With 24 boats on the line, no throw outs allowed, and the class's national championship on the line, the focus for Day 1 in the IC37 fleet was avoiding any regatta-losing mistakes. So, it was more than a little surprising to see one boat punch out to an 8-point lead with a 2-1-2 scoreline, even for the architect of that envious trio of finishes.

"You can't plan for something like this, and you've got to celebrate it when it comes along," says Peter Wagner (Portola Valley, Calif.), the skipper of Skeleton Key (at left). "This is such a tough fleet, with so many really good teams. A bunch of things need to go your way to put up a scoreline like that. We certainly benefitted from those.

"There were some pretty significant shifts on a number of the beats, and we were on the right side of a few of them and able to get in position for a few others."

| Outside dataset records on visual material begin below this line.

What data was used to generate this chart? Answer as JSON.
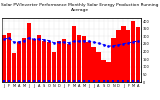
{
  "title": "Solar PV/Inverter Performance Monthly Solar Energy Production Running Average",
  "bar_values": [
    310,
    320,
    190,
    260,
    290,
    390,
    280,
    310,
    270,
    260,
    195,
    270,
    280,
    250,
    370,
    310,
    300,
    260,
    230,
    200,
    145,
    130,
    290,
    340,
    370,
    340,
    400,
    360
  ],
  "running_avg": [
    280,
    290,
    260,
    265,
    270,
    290,
    280,
    282,
    278,
    272,
    258,
    260,
    262,
    258,
    268,
    268,
    270,
    268,
    262,
    255,
    245,
    235,
    238,
    244,
    252,
    256,
    264,
    268
  ],
  "bar_color": "#FF0000",
  "avg_color": "#0000FF",
  "background_color": "#FFFFFF",
  "grid_color": "#C0C0C0",
  "ylim": [
    0,
    420
  ],
  "n_bars": 28,
  "title_fontsize": 3.2,
  "tick_fontsize": 2.5,
  "dpi": 100,
  "yticks": [
    0,
    50,
    100,
    150,
    200,
    250,
    300,
    350,
    400
  ],
  "x_labels": [
    "J",
    "F",
    "M",
    "A",
    "M",
    "J",
    "J",
    "A",
    "S",
    "O",
    "N",
    "D",
    "J",
    "F",
    "M",
    "A",
    "M",
    "J",
    "J",
    "A",
    "S",
    "O",
    "N",
    "D",
    "J",
    "F",
    "M",
    "A"
  ]
}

This is Wagner's third regatta in the IC37 class. He has plenty of experience in boats this size, having won two J/111 world championships. But every class has its idiosyncrasies when it comes to boat speed and boathandling. Climbing that learning curve can take some time. A month ago, at the 168th Annual Regatta, Skeleton Key was 13th. Last weekend the team scored a third in the Newport Regatta.

"The Annual was our first regatta, we were just trying to learn the boat," says Wagner. "We didn't have expectations about results, our goal was more about learning and progress. We got a little bit of that toward the end, posted some more encouraging finishes. Last weekend was better. Hopefully the trend line will continue in that direction. It's a deep fleet. We'll have our tough moments as well; being able to grind through those is the key to success over a long four-day regatta."

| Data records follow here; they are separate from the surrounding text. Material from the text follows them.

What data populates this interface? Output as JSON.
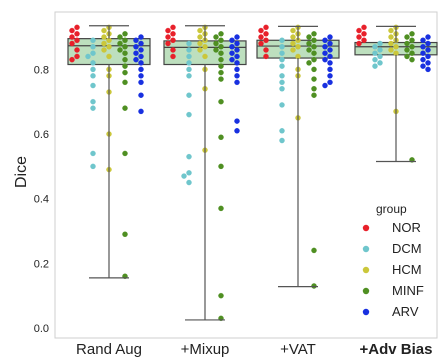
{
  "chart_data": {
    "type": "box+swarm",
    "title": "",
    "xlabel": "",
    "ylabel": "Dice",
    "ylim": [
      0.0,
      0.95
    ],
    "yticks": [
      0.0,
      0.2,
      0.4,
      0.6,
      0.8
    ],
    "grid": false,
    "categories": [
      {
        "label": "Rand Aug",
        "bold": false
      },
      {
        "label": "+Mixup",
        "bold": false
      },
      {
        "label": "+VAT",
        "bold": false
      },
      {
        "label": "+Adv Bias",
        "bold": true
      }
    ],
    "boxes": [
      {
        "min": 0.155,
        "q1": 0.815,
        "median": 0.873,
        "q3": 0.895,
        "max": 0.935
      },
      {
        "min": 0.025,
        "q1": 0.815,
        "median": 0.868,
        "q3": 0.888,
        "max": 0.935
      },
      {
        "min": 0.128,
        "q1": 0.835,
        "median": 0.872,
        "q3": 0.89,
        "max": 0.933
      },
      {
        "min": 0.515,
        "q1": 0.845,
        "median": 0.87,
        "q3": 0.883,
        "max": 0.933
      }
    ],
    "legend": {
      "title": "group",
      "position": "lower-right",
      "entries": [
        {
          "name": "NOR",
          "color": "#e8202a"
        },
        {
          "name": "DCM",
          "color": "#6fc6cc"
        },
        {
          "name": "HCM",
          "color": "#cbc73a"
        },
        {
          "name": "MINF",
          "color": "#4f8f22"
        },
        {
          "name": "ARV",
          "color": "#1830e0"
        }
      ]
    },
    "series": [
      {
        "name": "NOR",
        "color": "#e8202a",
        "points": [
          [
            [
              0.93,
              0.92,
              0.91,
              0.9,
              0.89,
              0.88,
              0.86,
              0.84,
              0.83
            ],
            [
              0.93,
              0.92,
              0.91,
              0.9,
              0.89,
              0.88,
              0.86,
              0.84
            ],
            [
              0.93,
              0.92,
              0.91,
              0.9,
              0.89,
              0.88,
              0.86,
              0.84
            ],
            [
              0.93,
              0.92,
              0.91,
              0.9,
              0.89,
              0.88
            ]
          ]
        ]
      },
      {
        "name": "DCM",
        "color": "#6fc6cc",
        "points": [
          [
            [
              0.89,
              0.87,
              0.85,
              0.84,
              0.82,
              0.8,
              0.78,
              0.75,
              0.7,
              0.68,
              0.54,
              0.5
            ],
            [
              0.88,
              0.86,
              0.84,
              0.82,
              0.8,
              0.78,
              0.72,
              0.66,
              0.53,
              0.48,
              0.47,
              0.45
            ],
            [
              0.89,
              0.87,
              0.85,
              0.83,
              0.81,
              0.78,
              0.76,
              0.74,
              0.69,
              0.61,
              0.58
            ],
            [
              0.88,
              0.87,
              0.86,
              0.85,
              0.84,
              0.83,
              0.82,
              0.81
            ]
          ]
        ]
      },
      {
        "name": "HCM",
        "color": "#cbc73a",
        "points": [
          [
            [
              0.93,
              0.92,
              0.91,
              0.9,
              0.89,
              0.88,
              0.87,
              0.86,
              0.84,
              0.8,
              0.78,
              0.73,
              0.6,
              0.49
            ],
            [
              0.93,
              0.92,
              0.91,
              0.9,
              0.89,
              0.88,
              0.87,
              0.86,
              0.84,
              0.8,
              0.74,
              0.55
            ],
            [
              0.93,
              0.92,
              0.91,
              0.9,
              0.89,
              0.88,
              0.87,
              0.86,
              0.84,
              0.8,
              0.78,
              0.65
            ],
            [
              0.93,
              0.92,
              0.91,
              0.9,
              0.89,
              0.88,
              0.87,
              0.86,
              0.85,
              0.67
            ]
          ]
        ]
      },
      {
        "name": "MINF",
        "color": "#4f8f22",
        "points": [
          [
            [
              0.91,
              0.9,
              0.89,
              0.88,
              0.87,
              0.86,
              0.85,
              0.83,
              0.81,
              0.79,
              0.76,
              0.68,
              0.54,
              0.29,
              0.16
            ],
            [
              0.91,
              0.9,
              0.89,
              0.88,
              0.87,
              0.86,
              0.85,
              0.83,
              0.81,
              0.79,
              0.77,
              0.7,
              0.59,
              0.5,
              0.37,
              0.1,
              0.03
            ],
            [
              0.91,
              0.9,
              0.89,
              0.88,
              0.87,
              0.86,
              0.85,
              0.83,
              0.82,
              0.8,
              0.77,
              0.74,
              0.72,
              0.24,
              0.13
            ],
            [
              0.91,
              0.9,
              0.89,
              0.88,
              0.87,
              0.86,
              0.85,
              0.84,
              0.83,
              0.52
            ]
          ]
        ]
      },
      {
        "name": "ARV",
        "color": "#1830e0",
        "points": [
          [
            [
              0.9,
              0.89,
              0.88,
              0.87,
              0.86,
              0.85,
              0.84,
              0.83,
              0.82,
              0.8,
              0.78,
              0.76,
              0.72,
              0.67
            ],
            [
              0.9,
              0.89,
              0.88,
              0.87,
              0.86,
              0.85,
              0.84,
              0.83,
              0.82,
              0.8,
              0.78,
              0.76,
              0.64,
              0.61
            ],
            [
              0.9,
              0.89,
              0.88,
              0.87,
              0.86,
              0.85,
              0.84,
              0.83,
              0.82,
              0.8,
              0.78,
              0.76,
              0.75
            ],
            [
              0.9,
              0.89,
              0.88,
              0.87,
              0.86,
              0.85,
              0.84,
              0.83,
              0.82,
              0.81,
              0.8
            ]
          ]
        ]
      }
    ]
  }
}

It was a much different scene in ORC B, where the 52-footers Fox and Vesper were the only two boats sailing today. A third, Gladiator, is expected to join tomorrow. But with each boat chock full of top professional sailors, it was just as challenging as it would be in a larger fleet, even if the result was a binary situation.

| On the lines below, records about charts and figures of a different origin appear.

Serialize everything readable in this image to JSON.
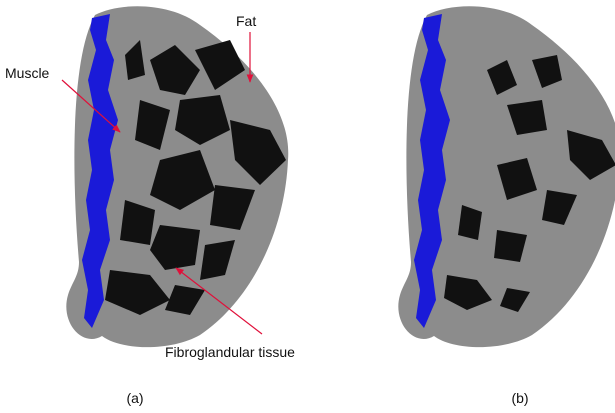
{
  "labels": {
    "fat": "Fat",
    "muscle": "Muscle",
    "fibroglandular": "Fibroglandular tissue"
  },
  "captions": [
    "(a)",
    "(b)"
  ]
}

"It felt pretty good," says Andy Horton, the tactician on Fox, which won all three races by a combined 81 seconds. "The last regatta Vesper got the better of us, today we had a good day against them.

"The guys just keep improving, and today was our day. We got a couple shifts right away, and the boys did great with the boatspeed and the boathandling. We were able to get away on a couple of the starts. They ended up having to start on port, and the bottom right of the track wasn't super powerful. We sailed on starboard for a couple of minutes and came across on port and that ended up being the way to go."

After racing, the competitors gathered on the lawn at Harbour Court for a Rolex Welcome Party and to trade stories and gather insight for the remainder of Race Week. Racing will continue tomorrow on Narragansett Bay and Rhode Island Sound, with the first start scheduled for 11 am, and run through Saturday when the regatta concludes with a sumptuous Rolex Awards Banquet that evening.